1. [Trop marque l'intensité excessive]
a) Trop + adj. Schmoûle est fin, très fin, trop fin même (ERCKM.-CHATR., Ami Fritz, 1864, p. 135). C'est que c'est un prince qui ne me revient pas. Il est trop doux. Il est trop blond, il a des yeux trop bleus. On dit qu'il est russe (G. LEROUX, Parfum, 1908, p. 85).
b) Trop + subst. empl. adj. Elle a un grand nez pointu, des cheveux raides mal peignés... Et puis non, qu'est-ce que tu veux, c'est trop gosse (AYMÉ, Jument, 1933, p. 118). Ces souliers? Ils sont très jolis. — Ils sont bien pour déjeuner à la campagne, mais beaucoup trop sport pour la ville (BEAUVOIR, Mandarins, 1954, p. 292).
c) Trop + adv. Suivant le dynamisme qui appartient à la suggestion, le lecteur peut aller plus loin, trop loin (BACHELARD, Poét. espace, 1957, p. 63).
d) Trop + verbe. Que voulez-vous, Marguerite, je vous aime trop, et je suis jaloux de la moindre de vos pensées (DUMAS fils, Dame Cam., 1848, p. 143). Il est mort d'avoir trop mangé de dragées. Que son sort serve d'exemple aux enfants gourmands! (A. FRANCE, Pt Pierre, 1918, p. 161).

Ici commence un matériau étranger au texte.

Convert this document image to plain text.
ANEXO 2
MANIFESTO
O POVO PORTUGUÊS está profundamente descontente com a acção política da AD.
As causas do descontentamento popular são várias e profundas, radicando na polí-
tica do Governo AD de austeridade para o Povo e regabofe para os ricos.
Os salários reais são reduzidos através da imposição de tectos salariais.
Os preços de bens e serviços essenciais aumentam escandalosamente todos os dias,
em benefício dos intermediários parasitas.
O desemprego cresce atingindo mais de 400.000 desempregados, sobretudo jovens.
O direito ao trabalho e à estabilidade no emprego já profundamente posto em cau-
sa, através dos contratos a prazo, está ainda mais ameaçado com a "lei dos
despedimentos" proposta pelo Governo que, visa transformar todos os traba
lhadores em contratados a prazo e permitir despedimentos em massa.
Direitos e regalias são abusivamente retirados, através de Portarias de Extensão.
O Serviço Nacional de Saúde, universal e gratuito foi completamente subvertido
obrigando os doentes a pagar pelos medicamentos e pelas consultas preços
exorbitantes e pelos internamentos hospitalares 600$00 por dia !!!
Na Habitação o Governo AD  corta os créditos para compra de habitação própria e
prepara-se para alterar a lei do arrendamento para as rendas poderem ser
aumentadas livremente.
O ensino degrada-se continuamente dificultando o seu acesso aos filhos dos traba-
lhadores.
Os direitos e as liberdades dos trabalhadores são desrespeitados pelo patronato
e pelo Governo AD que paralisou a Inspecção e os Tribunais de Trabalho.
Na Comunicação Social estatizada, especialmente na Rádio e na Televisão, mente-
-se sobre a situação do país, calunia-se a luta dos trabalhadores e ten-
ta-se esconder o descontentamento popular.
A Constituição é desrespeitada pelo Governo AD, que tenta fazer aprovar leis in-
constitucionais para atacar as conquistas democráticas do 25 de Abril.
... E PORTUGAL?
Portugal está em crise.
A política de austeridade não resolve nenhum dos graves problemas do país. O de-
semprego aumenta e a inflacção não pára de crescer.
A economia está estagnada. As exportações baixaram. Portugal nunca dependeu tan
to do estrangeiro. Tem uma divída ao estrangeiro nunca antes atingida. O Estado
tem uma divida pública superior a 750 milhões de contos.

— Proverbe. Trop gratter cuit, trop parler nuit.
e) Trop + loc. verb. (empl. critiqué). Avoir trop faim, trop honte. On avait trop froid. Les gens n'avaient pas eu le temps de se vêtir en quittant le bateau (MILLE, Barnavaux, 1908, p. 277).
— [Dans une loc. à la forme impers. désignant un phénomène météor.] Comme il faisait trop chaud, nous sommes revenus attendre le réveil de mon oncle dans un petit salon (SÉNAC DE MEILHAN, Émigré, 1797, p. 1727).
f) Trop + loc. prép. Être trop en colère. Un obus passait, d'un sifflement pressé. Un morceau de champ sauta. — Mal visé, dit Gaspard, trop à gauche! (BENJAMIN, Gaspard, 1915, p. 61).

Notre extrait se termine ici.